UNITED NATIONS, United States: UN chief Antonio Guterres on Wednesday urged the United States and Russia to quickly sign a new nuclear deal, as the existing treaty was set to expire in a “grave moment for international peace and security.”
The New START agreement will end Thursday, formally releasing both Moscow and Washington from a raft of restrictions on their nuclear arsenals.
“For the first time in more than half a century, we face a world without any binding limits on the strategic nuclear arsenals of the Russian Federation and the United States of America,” Guterres said in a statement.
The UN secretary-general added that New START and other arms control treaties had “drastically improved the security of all peoples.”
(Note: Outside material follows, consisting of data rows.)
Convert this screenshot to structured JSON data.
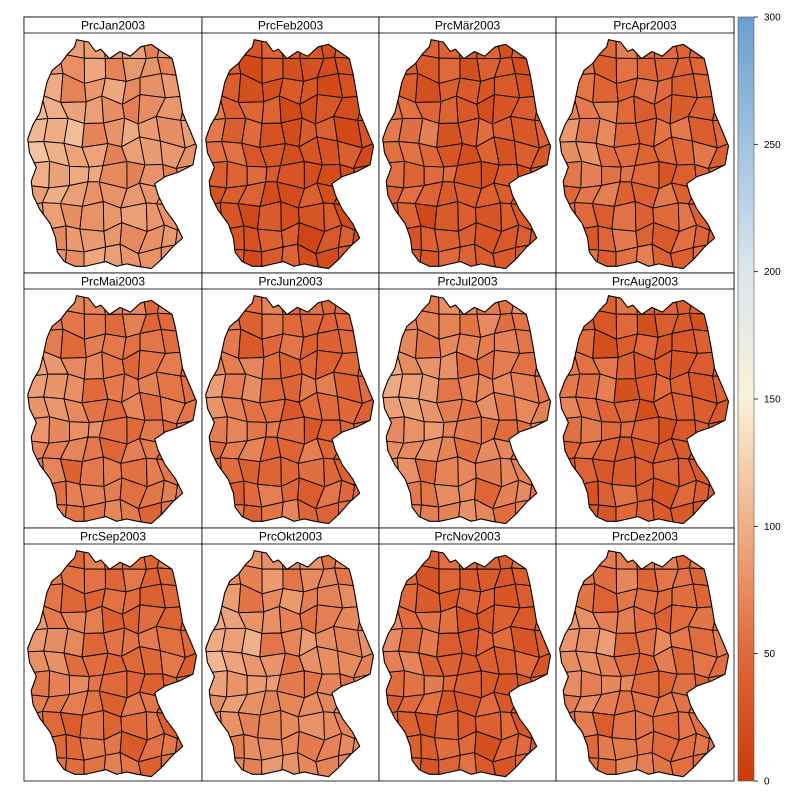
{
  "colors": {
    "high": "#6a9ed0",
    "mid_high": "#d9e6ee",
    "neutral": "#fbf1d7",
    "mid_low": "#efae87",
    "low": "#cc3a07",
    "border": "#000000"
  },
  "legend": {
    "ticks": [
      "300",
      "250",
      "200",
      "150",
      "100",
      "50",
      "0"
    ],
    "min": 0,
    "max": 300
  },
  "panels": [
    {
      "title": "PrcJan2003",
      "level": 82
    },
    {
      "title": "PrcFeb2003",
      "level": 28
    },
    {
      "title": "PrcMär2003",
      "level": 35
    },
    {
      "title": "PrcApr2003",
      "level": 48
    },
    {
      "title": "PrcMai2003",
      "level": 60
    },
    {
      "title": "PrcJun2003",
      "level": 50
    },
    {
      "title": "PrcJul2003",
      "level": 66
    },
    {
      "title": "PrcAug2003",
      "level": 38
    },
    {
      "title": "PrcSep2003",
      "level": 52
    },
    {
      "title": "PrcOkt2003",
      "level": 72
    },
    {
      "title": "PrcNov2003",
      "level": 40
    },
    {
      "title": "PrcDez2003",
      "level": 56
    }
  ]
}
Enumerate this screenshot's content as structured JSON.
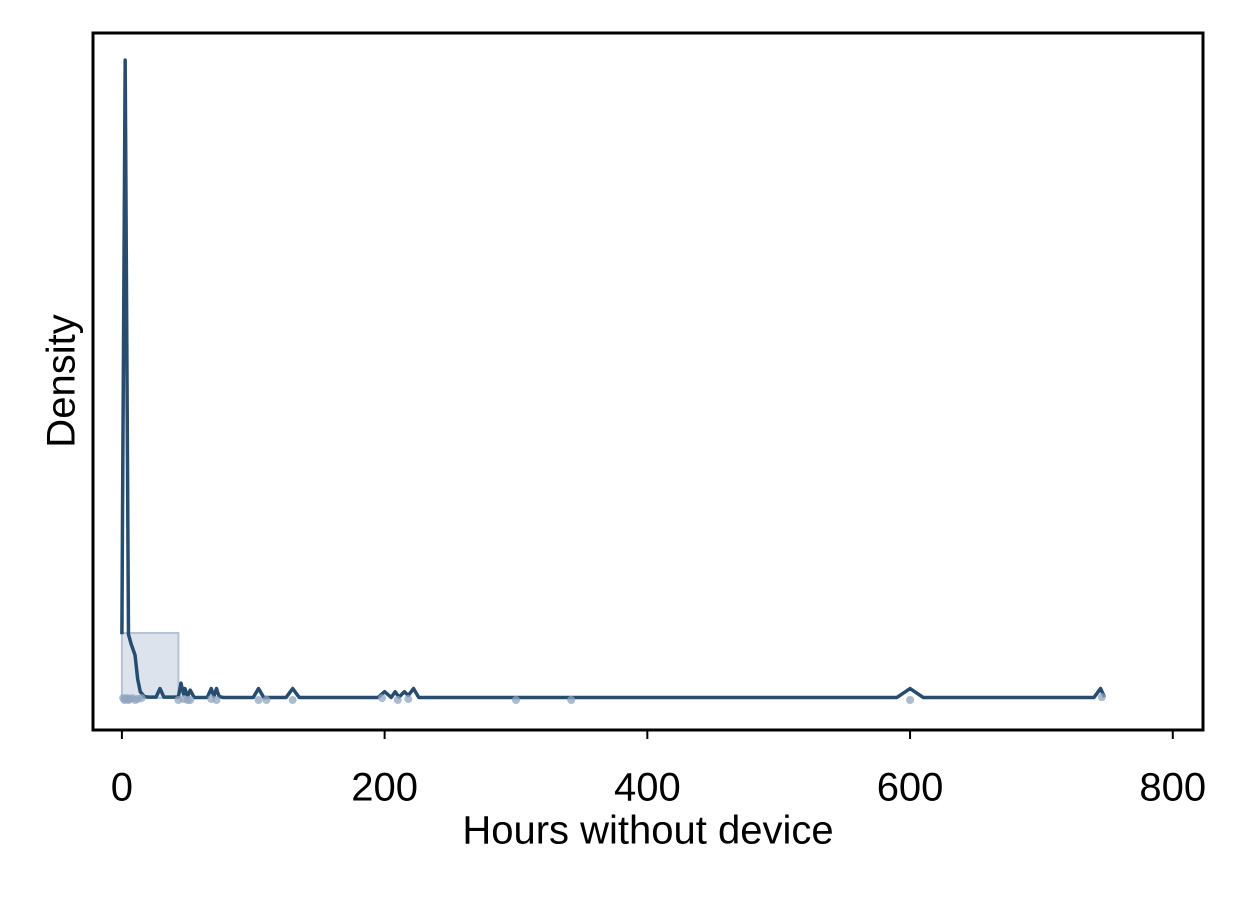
{
  "chart_data": {
    "type": "density",
    "xlabel": "Hours without device",
    "ylabel": "Density",
    "xlim": [
      -22,
      823
    ],
    "ylim": [
      -0.01,
      0.2085
    ],
    "xticks": [
      0,
      200,
      400,
      600,
      800
    ],
    "histogram": {
      "bins": [
        0,
        43
      ],
      "values": [
        0.0204
      ],
      "color": "#dde3ec"
    },
    "kde": {
      "color": "#264d70",
      "x": [
        0,
        0.5,
        2.5,
        5,
        7,
        10,
        12,
        14,
        17,
        20,
        26,
        29,
        32,
        40,
        43,
        45,
        47,
        48,
        50,
        52,
        55,
        65,
        68,
        70,
        72,
        74,
        77,
        100,
        104,
        108,
        125,
        130,
        135,
        195,
        200,
        205,
        208,
        211,
        215,
        218,
        222,
        226,
        590,
        600,
        610,
        740,
        745,
        748
      ],
      "values": [
        0.02,
        0.06,
        0.2,
        0.02,
        0.017,
        0.0135,
        0.006,
        0.002,
        0.0005,
        0.0003,
        0.0003,
        0.003,
        0.0003,
        0.0003,
        0.0004,
        0.0047,
        0.001,
        0.003,
        0.0005,
        0.0025,
        0.0002,
        0.0002,
        0.003,
        0.0005,
        0.003,
        0.0005,
        0.0002,
        0.0002,
        0.003,
        0.0002,
        0.0002,
        0.003,
        0.0002,
        0.0002,
        0.002,
        0.0002,
        0.002,
        0.0003,
        0.002,
        0.0008,
        0.003,
        0.0002,
        0.0002,
        0.003,
        0.0002,
        0.0002,
        0.003,
        0.0003
      ]
    },
    "points": {
      "color": "#8fa6bf",
      "x": [
        1,
        2,
        3,
        4,
        5,
        6,
        8,
        10,
        12,
        15,
        43,
        47,
        50,
        52,
        68,
        72,
        104,
        110,
        130,
        198,
        210,
        218,
        300,
        342,
        600,
        746
      ],
      "values": [
        0,
        -0.0006,
        -0.0003,
        0,
        -0.0006,
        -0.0003,
        0,
        -0.0006,
        -0.0003,
        0,
        -0.0006,
        -0.0003,
        -0.0006,
        -0.0006,
        -0.0003,
        -0.0006,
        -0.0006,
        -0.0006,
        -0.0006,
        0,
        -0.0006,
        -0.0003,
        -0.0006,
        -0.0006,
        -0.0006,
        0.0003
      ]
    }
  }
}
“This dissolution of decades of achievement could not come at a worse time — the risk of a nuclear weapon being used is the highest in decades,” he said, without giving more details.
Guterres urged Washington and Moscow “to return to the negotiating table without delay and to agree upon a successor framework.”
Russia and the United States together control more than 80 percent of the world’s nuclear warheads but arms agreements have been withering away.
New START, first signed in 2010, limited each side’s nuclear arsenal to 1,550 deployed strategic warheads — a reduction of nearly 30 percent from the previous limit set in 2002.
It also allowed each side to conduct on-site inspections of the other’s nuclear arsenal, although these were suspended during the Covid-19 pandemic and have not resumed since.